Results: Most of the patients were within >5 years age group 21 (38.3%). Second large were <2 years age group 19 (34.5%). According to gender. 33 (60%) patients were males and 22 (40%) patients were females. Distribution of subjects among OPD patients and admitted patients. 41 patients were admitted indoor among 55 patients. Predisposing factors were identified in 24 of 41 admitted cases. 11 abscesses developed in a child with cyanotic congenital heart disease (CCHD) and 2 occurred after head trauma. 2 abscesses were secondary to ear infections. In 28 patients, the abscess was drained through a burr hole, without the need for craniotomy; the other 4 underwent open craniotomy. 9 patients improved only with conservative management. Among the admitted patients, 34 patients were discharged from the ward in clinically stable conditions and 7 patients expired.

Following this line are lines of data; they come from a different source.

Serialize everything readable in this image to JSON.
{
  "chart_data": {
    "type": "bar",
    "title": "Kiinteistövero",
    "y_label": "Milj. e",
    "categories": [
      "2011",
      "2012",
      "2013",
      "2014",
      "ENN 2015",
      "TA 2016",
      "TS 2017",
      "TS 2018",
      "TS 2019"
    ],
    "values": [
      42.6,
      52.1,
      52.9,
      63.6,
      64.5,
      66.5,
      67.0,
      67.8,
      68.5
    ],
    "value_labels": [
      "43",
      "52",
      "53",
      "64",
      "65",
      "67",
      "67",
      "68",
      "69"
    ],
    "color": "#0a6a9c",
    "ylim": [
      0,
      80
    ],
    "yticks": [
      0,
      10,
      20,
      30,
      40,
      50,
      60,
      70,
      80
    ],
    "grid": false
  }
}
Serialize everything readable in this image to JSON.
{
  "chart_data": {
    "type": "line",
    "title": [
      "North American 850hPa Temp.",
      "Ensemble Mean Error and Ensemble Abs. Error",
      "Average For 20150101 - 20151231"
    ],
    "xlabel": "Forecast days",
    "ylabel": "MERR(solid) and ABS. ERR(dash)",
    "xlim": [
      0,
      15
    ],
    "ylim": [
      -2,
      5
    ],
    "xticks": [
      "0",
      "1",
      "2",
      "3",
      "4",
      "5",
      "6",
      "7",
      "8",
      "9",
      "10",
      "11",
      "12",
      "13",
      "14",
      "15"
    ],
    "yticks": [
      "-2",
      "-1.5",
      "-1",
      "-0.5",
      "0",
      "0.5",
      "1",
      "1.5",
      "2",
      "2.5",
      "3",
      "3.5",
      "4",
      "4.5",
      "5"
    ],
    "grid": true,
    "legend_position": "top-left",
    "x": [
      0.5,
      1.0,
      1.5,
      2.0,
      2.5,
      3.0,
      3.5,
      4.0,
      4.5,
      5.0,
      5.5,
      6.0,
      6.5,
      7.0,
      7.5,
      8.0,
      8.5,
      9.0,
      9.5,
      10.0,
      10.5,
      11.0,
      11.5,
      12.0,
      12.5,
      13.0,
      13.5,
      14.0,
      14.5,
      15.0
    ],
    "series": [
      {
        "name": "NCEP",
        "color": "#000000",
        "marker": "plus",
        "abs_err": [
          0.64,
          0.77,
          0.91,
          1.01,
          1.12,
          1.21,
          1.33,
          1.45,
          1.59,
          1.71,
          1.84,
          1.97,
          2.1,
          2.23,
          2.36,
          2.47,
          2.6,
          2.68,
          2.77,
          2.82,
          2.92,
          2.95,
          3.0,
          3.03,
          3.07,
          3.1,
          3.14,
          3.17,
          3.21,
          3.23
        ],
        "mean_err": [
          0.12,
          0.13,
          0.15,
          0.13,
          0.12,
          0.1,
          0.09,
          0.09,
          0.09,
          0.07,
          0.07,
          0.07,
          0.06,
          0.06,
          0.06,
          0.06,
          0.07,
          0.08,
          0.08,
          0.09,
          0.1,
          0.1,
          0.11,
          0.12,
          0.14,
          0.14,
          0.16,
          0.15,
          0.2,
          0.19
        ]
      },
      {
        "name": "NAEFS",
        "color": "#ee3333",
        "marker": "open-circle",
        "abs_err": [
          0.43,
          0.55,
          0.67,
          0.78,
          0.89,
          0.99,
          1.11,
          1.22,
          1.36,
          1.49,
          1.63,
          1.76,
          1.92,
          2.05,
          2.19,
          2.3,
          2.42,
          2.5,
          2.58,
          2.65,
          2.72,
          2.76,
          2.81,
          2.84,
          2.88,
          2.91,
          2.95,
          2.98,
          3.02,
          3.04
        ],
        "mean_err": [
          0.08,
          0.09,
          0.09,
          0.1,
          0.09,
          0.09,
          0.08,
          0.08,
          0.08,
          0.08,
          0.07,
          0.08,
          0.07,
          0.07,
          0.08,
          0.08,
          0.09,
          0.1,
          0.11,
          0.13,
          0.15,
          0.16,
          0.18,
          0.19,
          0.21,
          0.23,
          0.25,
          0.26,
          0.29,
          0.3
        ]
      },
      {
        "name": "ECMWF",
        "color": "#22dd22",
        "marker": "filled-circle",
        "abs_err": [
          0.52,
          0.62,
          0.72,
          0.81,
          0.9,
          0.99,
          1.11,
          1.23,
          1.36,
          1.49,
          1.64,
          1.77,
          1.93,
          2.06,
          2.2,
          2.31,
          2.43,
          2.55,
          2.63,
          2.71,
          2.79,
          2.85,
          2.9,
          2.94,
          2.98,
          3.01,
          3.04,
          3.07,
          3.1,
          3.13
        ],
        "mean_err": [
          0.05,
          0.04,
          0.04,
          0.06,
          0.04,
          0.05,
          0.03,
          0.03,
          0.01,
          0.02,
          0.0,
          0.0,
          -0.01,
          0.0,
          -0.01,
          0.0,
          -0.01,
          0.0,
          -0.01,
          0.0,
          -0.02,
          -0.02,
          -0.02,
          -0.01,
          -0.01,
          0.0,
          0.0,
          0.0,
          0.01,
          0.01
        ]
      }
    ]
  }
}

Conclusion: Advances in the diagnosis and treatment of brain abscess and subdural empyema with neuroimaging techniques such as computerized tomography, magnetic resonance imaging, magnetic resonance spectroscopy, the availability of new antimicrobials, and the development of novel surgical techniques have significantly contributed to the decreased morbidity and mortality associated these infections.